Vous dirigez une unité industrielle au Maroc et vous voulez comprendre ce que vous paie réellement, ou anticiper la réforme tarifaire de l'ANRE ? Cette page récapitule, à partir des grilles publiques de l'ONEE en 2026, les prix du kWh en moyenne tension, haute tension et très haute tension, le mode de facturation par poste horaire, les redevances réseau de l'ANRE et les leviers d'optimisation à votre disposition.
Quel est le prix du kWh industriel au Maroc en 2026 ?
Le prix de l'électricité pour une industrie au Maroc dépend de trois variables : la tension de raccordement (MT, HT ou THT), l'option tarifaire souscrite (général, longue, moyenne ou courte utilisation) et le poste horaire de consommation (pointe, pleines, creuses). En moyenne, un industriel paie son kWh entre 0,61 DH (THT en heures creuses) et 2,10 DH (HT en heures de pointe sur l'option très courte utilisation), TVA 20 % comprise.

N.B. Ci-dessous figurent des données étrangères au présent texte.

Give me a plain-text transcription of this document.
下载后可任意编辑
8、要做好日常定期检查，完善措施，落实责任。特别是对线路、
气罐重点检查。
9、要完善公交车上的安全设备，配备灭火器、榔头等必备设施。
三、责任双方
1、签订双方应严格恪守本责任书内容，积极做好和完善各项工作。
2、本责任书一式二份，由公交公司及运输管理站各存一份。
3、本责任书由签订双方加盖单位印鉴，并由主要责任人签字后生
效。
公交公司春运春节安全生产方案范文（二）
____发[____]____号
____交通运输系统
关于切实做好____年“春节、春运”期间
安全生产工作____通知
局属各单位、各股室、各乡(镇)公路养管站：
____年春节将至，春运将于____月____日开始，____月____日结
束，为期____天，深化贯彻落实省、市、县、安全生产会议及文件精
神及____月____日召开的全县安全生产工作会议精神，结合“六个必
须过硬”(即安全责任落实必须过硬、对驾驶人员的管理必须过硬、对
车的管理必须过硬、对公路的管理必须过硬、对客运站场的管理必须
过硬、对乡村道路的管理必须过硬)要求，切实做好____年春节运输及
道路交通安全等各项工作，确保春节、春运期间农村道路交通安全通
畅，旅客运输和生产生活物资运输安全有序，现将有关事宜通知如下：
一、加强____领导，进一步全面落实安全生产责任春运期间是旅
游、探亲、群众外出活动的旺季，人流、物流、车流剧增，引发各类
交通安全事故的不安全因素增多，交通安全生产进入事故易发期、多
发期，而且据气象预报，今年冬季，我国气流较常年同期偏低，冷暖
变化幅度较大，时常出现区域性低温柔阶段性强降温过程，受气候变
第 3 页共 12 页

À titre de comparaison, le tarif moyen pour une entreprise marocaine s'établissait à 1,072 DH/kWh en septembre 2025 selon Global Petrol Prices, contre 1,172 DH/kWh pour les ménages — l'industrie bénéficie donc d'une décote de l'ordre de 9 % par rapport au résidentiel, principalement grâce à la facturation par tranche horaire et à la prime fixe qui dilue le coût unitaire pour les gros consommateurs.
0,7131
kWh MT en heures creuses
Tarif Général ONEE, TVA comprise
0,6077
kWh THT en heures creuses
Option TLU > 6 000 h/an
494,09
Prime fixe MT par kVA et par an
Tarif Général moyenne tension
Le tableau ci-dessous résume la fourchette des prix industriels en vigueur. Les détails par option et par poste horaire sont développés dans les sections suivantes.
| Niveau de tension | Cible industrielle | kWh min. (HC) | kWh max. (HP) |
|---|---|---|---|
| Moyenne tension (MT) — 5,5 / 22 / 60 kV selon zones | PME, ateliers, petites unités industrielles | 0,7131 DH | 1,3645 DH |
| Haute tension (HT) — 60 kV | Grandes usines, zones industrielles, parcs logistiques | 0,6263 DH | 2,0999 DH |
| Très haute tension (THT) — 150 / 225 kV | Cimenteries, sidérurgie, mines, électrointensifs | 0,6077 DH | 1,9088 DH |
Tarifs en dirhams TTC, TVA 20 % comprise. Source : ONEE — Branche Électricité, grille en vigueur en mai 2026.
Pour les particuliers et les commerces raccordés en basse tension, la grille est très différente — voir le détail des tarifs de l'électricité au Maroc pour les ménages, qui couvre les tranches domestiques de 0,9010 DH à 1,5958 DH par kWh.
Tarif moyenne tension (MT) : la grille ONEE pour les industries
Le tarif moyenne tension de l'ONEE est le tarif de référence pour la grande majorité des unités industrielles marocaines — PME, ateliers, agro-industries, hôtels, hôpitaux et grandes surfaces commerciales raccordés au réseau public en 5,5, 22 ou 60 kV. Il se compose d'une prime fixe facturée au kVA souscrit et d'une redevance de consommation ventilée par poste horaire.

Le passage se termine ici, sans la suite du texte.